While I agree with you completely, the argument for a counter-point would be that exactly because the private company should create as much profit for the owners as possible - it has to be as lean / efficient as possible.
That is not true for “the goverment” as profit is not an encentive to rationalize the work process.
What I find interesting are goverment agencies that operate on both levels. A great example is Ordenance Survey in UK. While they provide a public service, they also sell some of their products commercially to cover some operating costs (hiking maps etc.).
because the private company should create as much profit for the owners as possible - it has to be as lean / efficient as possible.
Yeah but no. It would be if the owner/shareholders weren’t skimming of the top. The process may be lean but the pricing is designed to maximize and take as much as the market will bear. Which undoes the benefit the efficiency could bring to a public service.
Except they didn’t. Whomever purchased the stock initially did, and often that amount is a shadow of what the stock is currently traded at.
It’s also a figure that’s been repaid over and over again as dividends have been paid.
With government organizations, the public, aka debt devices, aka the public wallet, pays for the initial investment. Once that investment is made it pays for itself over and over in goods and services over the lifetime of the investment.
Shareholders are basically the landlords of wall street.

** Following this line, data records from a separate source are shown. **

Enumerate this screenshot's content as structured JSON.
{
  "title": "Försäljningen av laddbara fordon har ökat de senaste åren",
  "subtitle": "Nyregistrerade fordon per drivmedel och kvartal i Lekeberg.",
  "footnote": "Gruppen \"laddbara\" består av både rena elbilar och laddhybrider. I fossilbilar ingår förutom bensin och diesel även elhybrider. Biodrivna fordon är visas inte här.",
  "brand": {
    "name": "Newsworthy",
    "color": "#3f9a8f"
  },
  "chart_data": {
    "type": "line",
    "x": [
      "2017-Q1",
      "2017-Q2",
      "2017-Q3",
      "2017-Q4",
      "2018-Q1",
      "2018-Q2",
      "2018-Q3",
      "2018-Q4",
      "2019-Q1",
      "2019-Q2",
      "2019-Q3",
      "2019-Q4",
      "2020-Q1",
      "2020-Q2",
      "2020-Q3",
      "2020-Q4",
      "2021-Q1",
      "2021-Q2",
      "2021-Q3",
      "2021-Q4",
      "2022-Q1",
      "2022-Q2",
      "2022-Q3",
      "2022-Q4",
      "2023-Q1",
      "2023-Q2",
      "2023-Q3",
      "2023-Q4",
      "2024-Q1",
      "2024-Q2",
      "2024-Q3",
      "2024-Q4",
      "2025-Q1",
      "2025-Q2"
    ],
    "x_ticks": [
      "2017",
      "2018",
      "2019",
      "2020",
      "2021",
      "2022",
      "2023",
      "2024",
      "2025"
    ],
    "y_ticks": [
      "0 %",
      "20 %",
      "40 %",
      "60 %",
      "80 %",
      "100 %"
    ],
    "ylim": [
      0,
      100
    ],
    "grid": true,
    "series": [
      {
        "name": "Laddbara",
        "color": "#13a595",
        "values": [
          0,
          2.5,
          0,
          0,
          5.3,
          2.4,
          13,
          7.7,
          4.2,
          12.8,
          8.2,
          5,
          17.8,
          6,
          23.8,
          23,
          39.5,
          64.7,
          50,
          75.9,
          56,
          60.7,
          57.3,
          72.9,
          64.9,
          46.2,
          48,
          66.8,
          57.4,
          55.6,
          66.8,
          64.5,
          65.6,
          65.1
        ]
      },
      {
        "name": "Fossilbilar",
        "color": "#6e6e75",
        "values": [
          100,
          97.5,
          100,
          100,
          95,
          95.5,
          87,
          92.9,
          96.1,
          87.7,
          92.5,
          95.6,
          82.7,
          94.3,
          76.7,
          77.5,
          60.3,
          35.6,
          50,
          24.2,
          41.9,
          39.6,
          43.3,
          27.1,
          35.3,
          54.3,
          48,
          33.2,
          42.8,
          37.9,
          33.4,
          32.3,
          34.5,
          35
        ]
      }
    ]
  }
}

They contribute nothing and feel like they deserve everything.
Except they didn’t. Whomever [sic] purchased the stock initially did, and often that amount is a shadow of what the stock is currently traded at.
This ignores two other very important roles that subsequent shareholders play:
- Give initial investors the opportunity re-deploy their capital elsewhere when they choose to do so.
- Signal the value of the company’s equity, in real time, on the open market. When the stock is trading above IPO price (as your rebuttal implies), this enables the company to raise more capital by borrowing against its equity and/or selling shares of its own stock.
In light of these critical roles, it’s vastly unfair to say that shareholders contribute nothing to the delivery of goods and services—quite the opposite.